How do you feel about yourself and especially about your body? Do you love your body? Do you feel like you should love your body?

The body positivity movement has gained a lot of traction in recent years. Body positivity involved feeling good about yourself regardless of appearance and celebrating your unique traits, whether those were your weight or your freckles.
It originated as an antithesis to the standard “diet” view of the self, where one’s worth was directly tied to one’s appearance and weight, making fat into a moral failure. The body positivity helped many but also gained a lot of detractors, some of which came from within. And, in 2015, a new approach emerged: the body neutrality movement.
What’s this movement all about?
Body neutrality suggests that we should focus on our body’s achievements rather than considering their appearance and size. Its main difference from the body positivity movement, however, is in the fact that neutrality doesn’t promote a culture of self-love. It wants you to feel okay with yourself but not get upset or guilty if you can’t love who you are and how you look right this second.
How can you focus on your body’s achievements? Consider its endurance, speed, strength, the capability of performing manual tasks, and every other aspect that you can use.
What does your body do for you? What can it help you accomplish? This is the focus. You don’t have to love your body, as the body positive movement would suggest. You just have to begin to recognize the use it can have for you.
The body neutrality movement has gained traction because it addresses a perceived problem with the body positivity movement that has appeared in recent years. Now, the positive movement has been around for a while, at least, since the 1960s. Its original focus was on plus-sized people, giving them the chance to reclaim the word fat and also to live their lives without feeling guilty about their bodies.
The criticism against the positive movement
It gained a lot of popularity recently thanks to the advent of social media and has been the target of both criticism and support. The criticism against the positive movement has come from several sides.
Firstly, there have been people who feel that this promotes unhealthy habits and behaviours. But we are more interested in the critiques that have come from people who agreed with the main ideas of the movement but not with its shape. We have those who criticized the focus on self-love, feeling that it put additional pressure on people who were facing societal pressures already.
Then, some thought that the body positivity movement was co-opted by specific groups of people, specifically, those with “acceptable” fat bodies, those with a delicate appearance, those with specific demographic characteristics, and so on. Many felt excluded from a place that should have been, by definition, universal.
This led to the development of the body neutrality movement as an alternative. The movement is still growing and taking shape today, but it has already become quite popular with those who are tired of diet talk and also tired of self-love as a core idea for their bodies.
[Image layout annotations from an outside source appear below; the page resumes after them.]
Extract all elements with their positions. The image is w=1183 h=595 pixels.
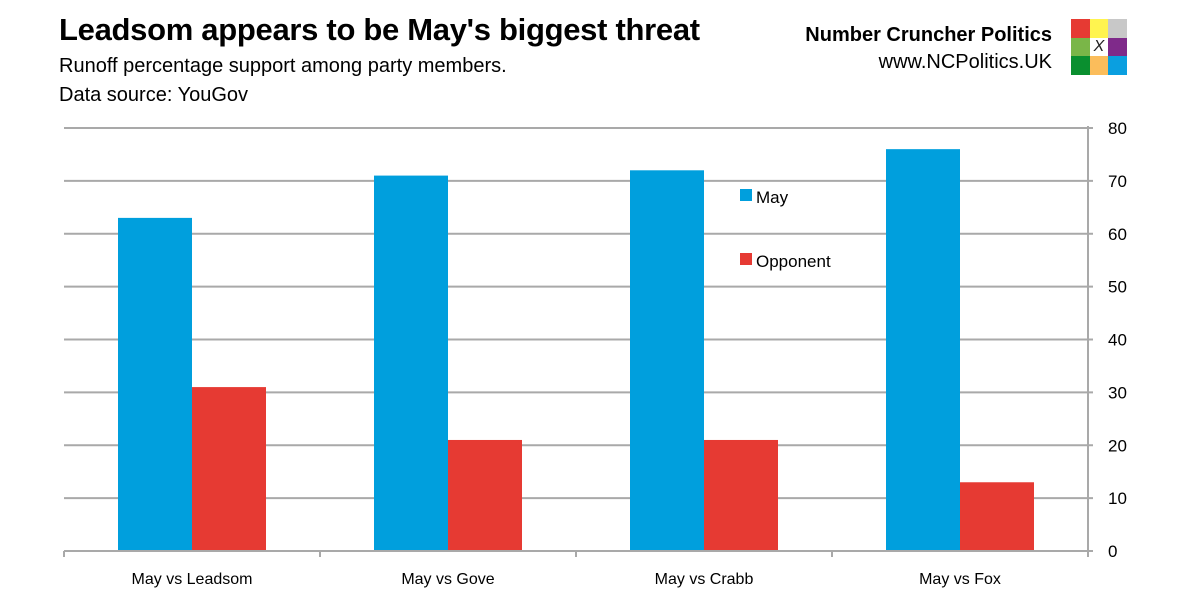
logo-color-cell: [1108, 37, 1127, 57]
x-category-label: May vs Leadsom: [132, 571, 253, 588]
y-tick-label: 80: [1108, 119, 1127, 138]
logo-color-cell: [1089, 19, 1109, 38]
bar-opponent: [960, 482, 1034, 551]
y-tick-label: 20: [1108, 436, 1127, 455]
logo-color-cell: [1071, 19, 1090, 38]
bar-may: [374, 175, 448, 551]
logo-color-cell: [1108, 56, 1127, 75]
logo-color-cell: [1071, 37, 1090, 57]
x-axis-labels: May vs Leadsom May vs Gove May vs Crabb May…: [132, 571, 1001, 588]
y-tick-label: 10: [1108, 489, 1127, 508]
bars: [118, 149, 1034, 552]
y-tick-label: 0: [1108, 542, 1117, 561]
axes: [63, 126, 1093, 557]
x-category-label: May vs Fox: [919, 571, 1001, 588]
y-tick-label: 40: [1108, 331, 1127, 350]
logo-color-cell: [1089, 56, 1109, 75]
chart-title: Leadsom appears to be May's biggest thre…: [59, 12, 700, 47]
legend-label-may: May: [756, 188, 789, 207]
legend-swatch-may: [740, 189, 752, 201]
logo-color-cell: [1108, 19, 1127, 38]
bar-may: [630, 170, 704, 552]
brand-name: Number Cruncher Politics: [805, 24, 1052, 46]
data-source: Data source: YouGov: [59, 84, 249, 106]
y-tick-label: 30: [1108, 383, 1127, 402]
y-tick-label: 50: [1108, 278, 1127, 297]
legend: May Opponent: [740, 188, 831, 271]
bar-opponent: [448, 439, 522, 551]
y-axis-ticks: 0 10 20 30 40 50 60 70 80: [1108, 119, 1127, 561]
logo-color-cell: [1071, 56, 1090, 75]
logo-cross-cell: X: [1089, 37, 1109, 57]
bar-opponent: [192, 387, 266, 551]
y-tick-label: 70: [1108, 172, 1127, 191]
legend-label-opponent: Opponent: [756, 252, 831, 271]
x-category-label: May vs Gove: [401, 571, 494, 588]
bar-may: [886, 149, 960, 551]
brand-logo: X: [1071, 19, 1127, 75]
brand-url: www.NCPolitics.UK: [878, 51, 1052, 73]
chart-subtitle: Runoff percentage support among party me…: [59, 55, 507, 77]
bar-may: [118, 217, 192, 551]
legend-swatch-opponent: [740, 253, 752, 265]
x-category-label: May vs Crabb: [655, 571, 754, 588]
y-tick-label: 60: [1108, 225, 1127, 244]
bar-opponent: [704, 439, 778, 551]
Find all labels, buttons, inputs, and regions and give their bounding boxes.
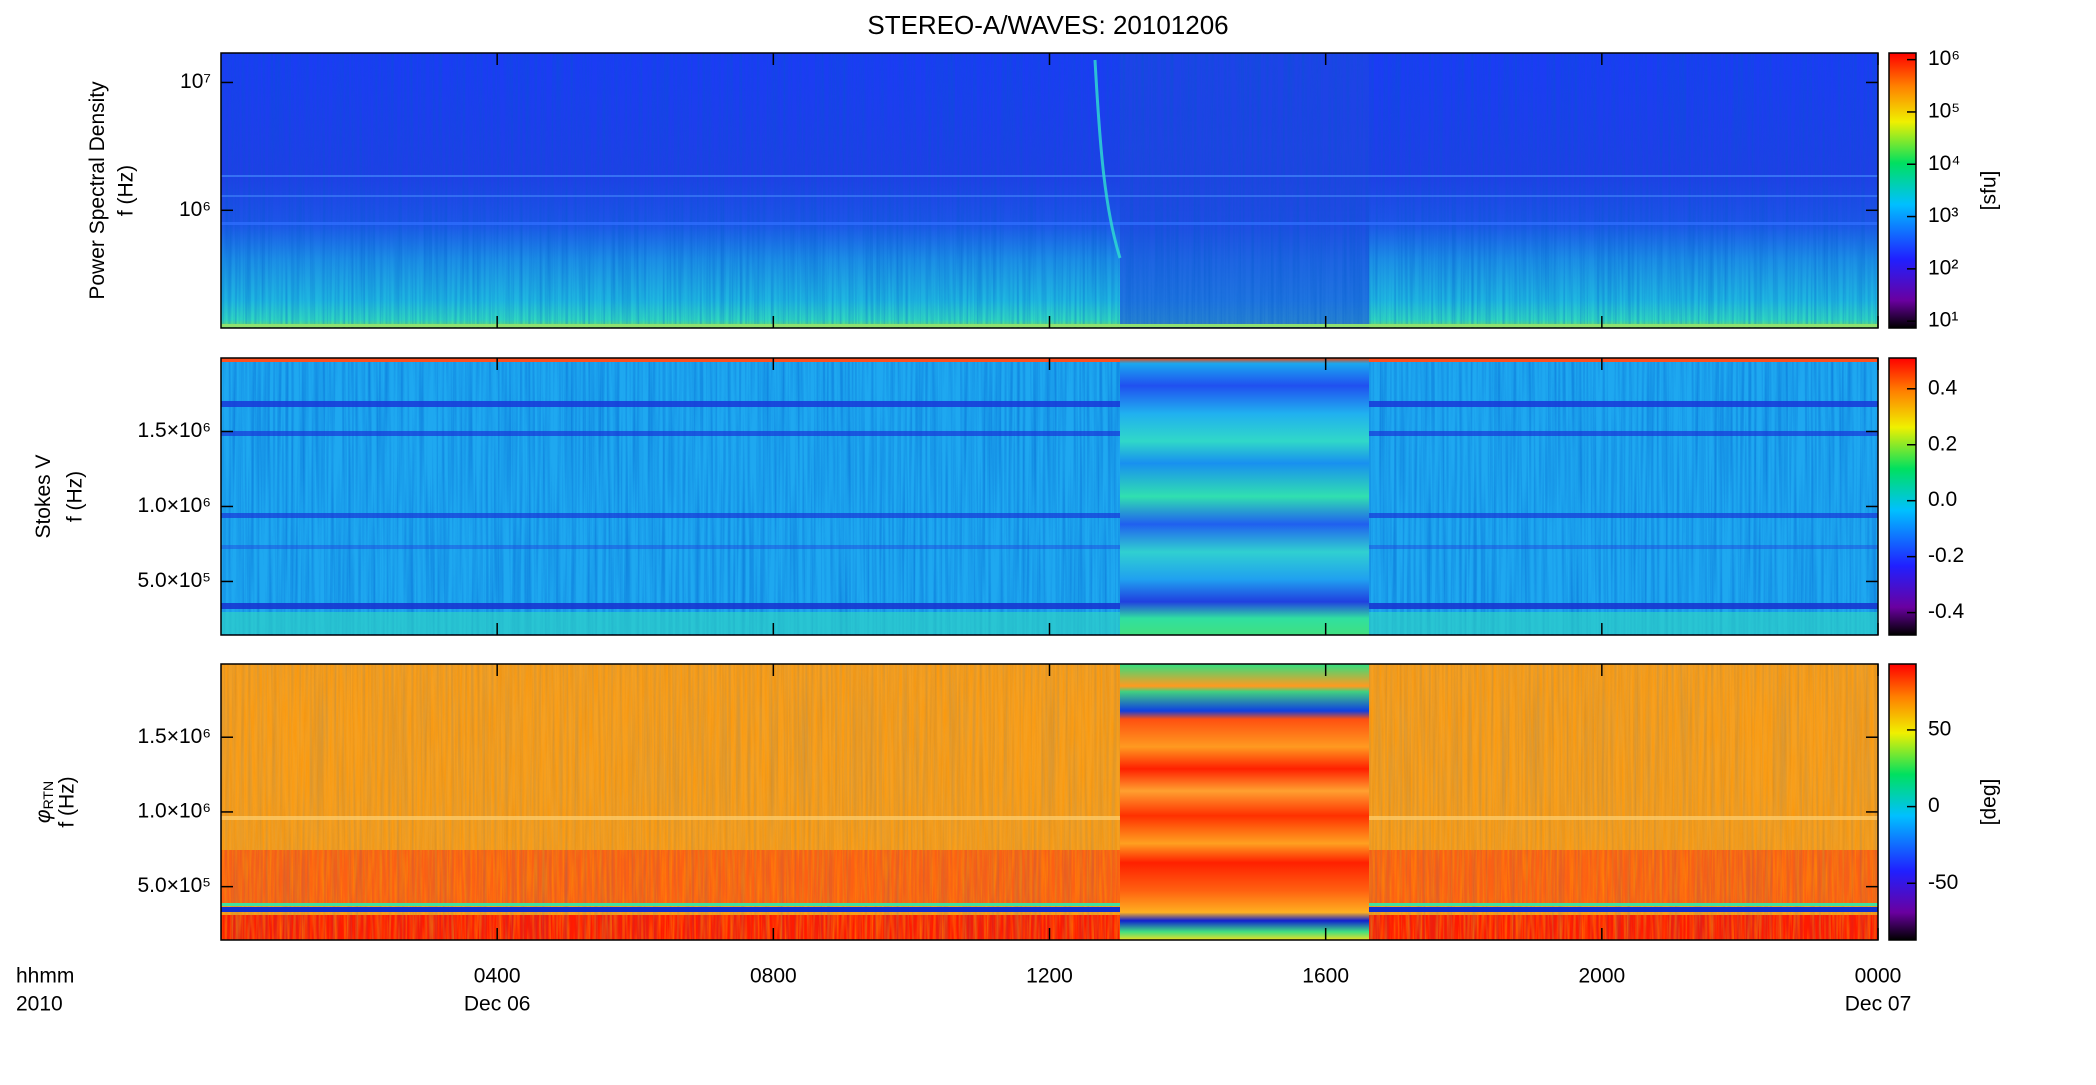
spectrogram-image bbox=[221, 53, 1878, 328]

Body neutrality is harder to sell…
Body positivity has become a bit too commercial, and a bit too “marketing”-related to be taken seriously by many but neutrality is a lot more challenging to sell.
The body neutrality movement is not without its detractors. Many have pointed out that it can be exclusionary towards those whose bodies are failing, for example, those with disabilities affecting their daily life.
However, body neutrality and body positivity are not necessarily at odds with each other. Some people might find it useful to first consider their body’s achievements and then move on to the point of self-love. Others might find that self-love doesn’t really serve their goals or fit their view of themselves.
How can you apply the body neutrality movement in your life?
Consider how you could focus more on your body’s achievements than their appearance. This perspective is novel for most people, as society conditions us (women, especially) to treat our bodies as something that needs to be looked at. It’s an object of either admiration or disdain.
The body neutrality movement suggests a view of the body as something that we have, and we use. The focus is on what we can do with it and how it can serve us.
Another idea is to challenge one’s perception of different parts of the body. For example, many women negatively look at body hair, as it’s considered unappealing. If we begin to evaluate its function, what would that be? Could we change the way we view different aspects of our physical selves to be more adaptive? The body neutrality movement could help a lot.